Breast cancer is the leading cause of cancer death among women globally. Classifications based on estrogen receptor (ER), progesterone receptor (PR), and human epidermal growth factor 2 (HER2) overexpression statuses yield Luminal A, Luminal B, HER2 overexpressing, and triple-negative/basal-like breast cancers (TNBC)[23]. TNBC is hard to treat with hormone or targeted drugs due to absent ER, PR, and HER2 expression. For these cases, chemotherapy remains the primary treatment, despite its high hematologic toxicity[24]. The adoption of immunotherapy for TNBC is underway, but monotherapies underwhelm[25]. TNBC's immunosuppressive environment limits the success of standalone chemotherapy or tumor immunotherapy[26, 27]. Given this, finding novel therapeutic targets for TNBC and reconfiguring the tumor immune microenvironment is of high significance. Inducing pyroptotic death in cancer cells to trigger immunogenic substance release redefines 'cold tumors' as 'hot', augmenting immune efficacy as a promising anti-cancer strategy. This principle of inducing pyroptotic death in breast cancer cells suggests a strategy for restoring anti-tumor immunity.

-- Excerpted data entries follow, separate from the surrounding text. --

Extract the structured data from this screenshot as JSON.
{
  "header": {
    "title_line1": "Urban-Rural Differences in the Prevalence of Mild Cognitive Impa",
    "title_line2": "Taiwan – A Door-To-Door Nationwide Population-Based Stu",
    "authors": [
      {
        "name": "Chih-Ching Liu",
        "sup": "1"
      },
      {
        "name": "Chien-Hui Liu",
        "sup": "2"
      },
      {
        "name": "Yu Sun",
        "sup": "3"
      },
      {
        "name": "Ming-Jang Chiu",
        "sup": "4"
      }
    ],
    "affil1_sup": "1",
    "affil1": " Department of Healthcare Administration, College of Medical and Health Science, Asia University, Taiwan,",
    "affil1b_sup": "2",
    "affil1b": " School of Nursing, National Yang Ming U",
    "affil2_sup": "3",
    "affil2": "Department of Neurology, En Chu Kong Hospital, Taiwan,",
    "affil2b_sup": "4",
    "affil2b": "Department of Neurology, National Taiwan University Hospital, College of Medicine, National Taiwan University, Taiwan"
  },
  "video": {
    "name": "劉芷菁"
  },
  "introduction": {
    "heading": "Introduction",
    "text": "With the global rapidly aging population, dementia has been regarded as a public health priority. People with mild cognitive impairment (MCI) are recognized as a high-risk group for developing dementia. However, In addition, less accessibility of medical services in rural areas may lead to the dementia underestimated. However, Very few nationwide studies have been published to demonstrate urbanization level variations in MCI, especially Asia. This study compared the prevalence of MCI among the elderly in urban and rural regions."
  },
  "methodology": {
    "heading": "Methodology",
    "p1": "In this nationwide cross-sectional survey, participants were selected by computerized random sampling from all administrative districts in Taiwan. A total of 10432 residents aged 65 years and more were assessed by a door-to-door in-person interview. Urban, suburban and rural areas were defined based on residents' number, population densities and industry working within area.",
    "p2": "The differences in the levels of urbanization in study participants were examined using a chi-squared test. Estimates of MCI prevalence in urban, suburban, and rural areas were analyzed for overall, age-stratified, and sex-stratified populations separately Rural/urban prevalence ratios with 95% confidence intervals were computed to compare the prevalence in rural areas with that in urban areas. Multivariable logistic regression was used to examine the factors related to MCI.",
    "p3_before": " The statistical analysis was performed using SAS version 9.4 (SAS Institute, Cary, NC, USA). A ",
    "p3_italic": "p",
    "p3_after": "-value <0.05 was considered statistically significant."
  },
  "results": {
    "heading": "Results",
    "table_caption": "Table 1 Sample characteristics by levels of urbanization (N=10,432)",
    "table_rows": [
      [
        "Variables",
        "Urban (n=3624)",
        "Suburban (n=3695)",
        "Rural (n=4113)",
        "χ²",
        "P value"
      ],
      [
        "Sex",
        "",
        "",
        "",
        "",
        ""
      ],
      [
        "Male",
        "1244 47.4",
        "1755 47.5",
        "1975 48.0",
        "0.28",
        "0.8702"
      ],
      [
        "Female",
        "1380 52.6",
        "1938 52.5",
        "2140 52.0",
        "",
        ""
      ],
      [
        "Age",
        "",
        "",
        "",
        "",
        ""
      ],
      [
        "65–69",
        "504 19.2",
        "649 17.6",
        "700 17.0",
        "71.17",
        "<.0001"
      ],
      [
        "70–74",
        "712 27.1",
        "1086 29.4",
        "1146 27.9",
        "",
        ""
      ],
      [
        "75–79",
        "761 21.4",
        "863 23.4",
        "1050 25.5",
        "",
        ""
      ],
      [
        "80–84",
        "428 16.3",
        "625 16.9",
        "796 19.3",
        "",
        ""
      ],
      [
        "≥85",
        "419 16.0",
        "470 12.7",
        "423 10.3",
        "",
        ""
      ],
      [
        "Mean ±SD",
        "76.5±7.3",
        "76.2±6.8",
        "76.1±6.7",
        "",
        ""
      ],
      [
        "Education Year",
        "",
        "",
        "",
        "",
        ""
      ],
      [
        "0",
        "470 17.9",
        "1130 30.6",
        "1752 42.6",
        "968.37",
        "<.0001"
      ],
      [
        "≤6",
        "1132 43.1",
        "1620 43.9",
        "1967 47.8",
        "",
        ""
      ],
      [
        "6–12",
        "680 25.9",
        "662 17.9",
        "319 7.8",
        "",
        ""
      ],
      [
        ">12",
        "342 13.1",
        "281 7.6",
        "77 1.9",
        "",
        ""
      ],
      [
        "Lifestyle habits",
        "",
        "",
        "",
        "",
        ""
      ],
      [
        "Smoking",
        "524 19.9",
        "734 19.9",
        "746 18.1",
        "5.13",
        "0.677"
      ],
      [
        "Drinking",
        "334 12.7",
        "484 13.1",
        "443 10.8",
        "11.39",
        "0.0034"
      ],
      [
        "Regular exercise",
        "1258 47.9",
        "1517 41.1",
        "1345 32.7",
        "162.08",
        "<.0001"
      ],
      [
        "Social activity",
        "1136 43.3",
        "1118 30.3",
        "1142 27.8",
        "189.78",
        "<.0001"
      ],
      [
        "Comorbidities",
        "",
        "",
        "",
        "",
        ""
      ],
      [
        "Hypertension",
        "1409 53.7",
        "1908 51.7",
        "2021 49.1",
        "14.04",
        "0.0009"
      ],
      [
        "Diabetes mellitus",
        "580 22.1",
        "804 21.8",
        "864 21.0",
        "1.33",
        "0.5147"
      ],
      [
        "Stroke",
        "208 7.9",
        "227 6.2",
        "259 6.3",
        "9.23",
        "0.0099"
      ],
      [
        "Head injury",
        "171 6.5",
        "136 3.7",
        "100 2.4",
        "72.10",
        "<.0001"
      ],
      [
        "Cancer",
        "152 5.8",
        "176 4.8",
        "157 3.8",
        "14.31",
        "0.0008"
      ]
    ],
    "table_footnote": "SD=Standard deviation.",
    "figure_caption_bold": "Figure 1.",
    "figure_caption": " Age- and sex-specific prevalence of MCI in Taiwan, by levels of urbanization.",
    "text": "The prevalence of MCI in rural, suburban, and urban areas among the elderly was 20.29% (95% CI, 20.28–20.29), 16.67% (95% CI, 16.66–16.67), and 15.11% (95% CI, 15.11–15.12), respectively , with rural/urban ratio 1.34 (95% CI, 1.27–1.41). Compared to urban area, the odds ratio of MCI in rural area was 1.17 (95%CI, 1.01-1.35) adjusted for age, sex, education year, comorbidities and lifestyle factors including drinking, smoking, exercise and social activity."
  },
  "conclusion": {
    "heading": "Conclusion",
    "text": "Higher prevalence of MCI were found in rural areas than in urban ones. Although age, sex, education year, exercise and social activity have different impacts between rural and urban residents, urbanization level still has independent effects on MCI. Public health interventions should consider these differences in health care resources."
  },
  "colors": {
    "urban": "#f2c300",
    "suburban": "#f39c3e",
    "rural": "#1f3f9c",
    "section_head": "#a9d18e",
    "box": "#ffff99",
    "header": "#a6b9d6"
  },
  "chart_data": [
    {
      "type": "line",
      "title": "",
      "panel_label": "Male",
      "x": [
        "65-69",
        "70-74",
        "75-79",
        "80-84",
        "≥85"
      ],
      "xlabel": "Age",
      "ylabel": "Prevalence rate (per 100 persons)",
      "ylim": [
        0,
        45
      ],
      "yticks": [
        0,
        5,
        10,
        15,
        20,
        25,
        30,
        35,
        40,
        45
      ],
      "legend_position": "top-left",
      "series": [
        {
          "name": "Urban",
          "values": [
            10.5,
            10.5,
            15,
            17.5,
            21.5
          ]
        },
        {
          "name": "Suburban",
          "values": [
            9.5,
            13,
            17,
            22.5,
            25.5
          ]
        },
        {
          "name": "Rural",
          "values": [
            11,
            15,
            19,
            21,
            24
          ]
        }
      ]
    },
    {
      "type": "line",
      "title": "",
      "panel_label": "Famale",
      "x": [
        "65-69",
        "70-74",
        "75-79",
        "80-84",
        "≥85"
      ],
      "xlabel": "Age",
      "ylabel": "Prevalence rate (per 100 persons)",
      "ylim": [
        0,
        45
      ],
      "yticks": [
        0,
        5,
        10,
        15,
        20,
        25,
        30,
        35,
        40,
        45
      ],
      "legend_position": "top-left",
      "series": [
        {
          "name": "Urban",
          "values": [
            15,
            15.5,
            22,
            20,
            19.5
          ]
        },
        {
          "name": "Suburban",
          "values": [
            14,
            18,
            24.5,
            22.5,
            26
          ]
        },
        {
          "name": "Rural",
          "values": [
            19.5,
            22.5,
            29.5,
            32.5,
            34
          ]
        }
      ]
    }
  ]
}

In our prior research[28], we observed that the use of histone deacetylase inhibitors (HDACi) induces pyroptosis in breast cancer cells. This finding hints at the possibility that epigenetic modifications can influence the pyroptotic process. The current study corroborates this observation, specifically demonstrating that HDACi regulates the expression of gasdermins, and results in pyroptotic cell death. When HDACi was applied to TNBC cells, noticeable morphological changes were observed, including 'balloon'-like cell swelling. This alteration was accompanied by an escalation in cell death and concurrent lactate dehydrogenase (LDH) release, a well-known marker of pyroptosis. Moreover, following HDACi treatment in mice, growth inhibition of grafted tumors was evident, simultaneously enhancing the infiltration of immune cells in these tumors. These observations signify an improved tumor immune microenvironment amongst the treated group. Importantly, our research indicates that high expression of gasdermins is insufficient to induce pyroptosis. GSDMs require activation under specific conditions, to release functional structure domains with pore-forming capabilities, thus initiating the process of pyroptosis.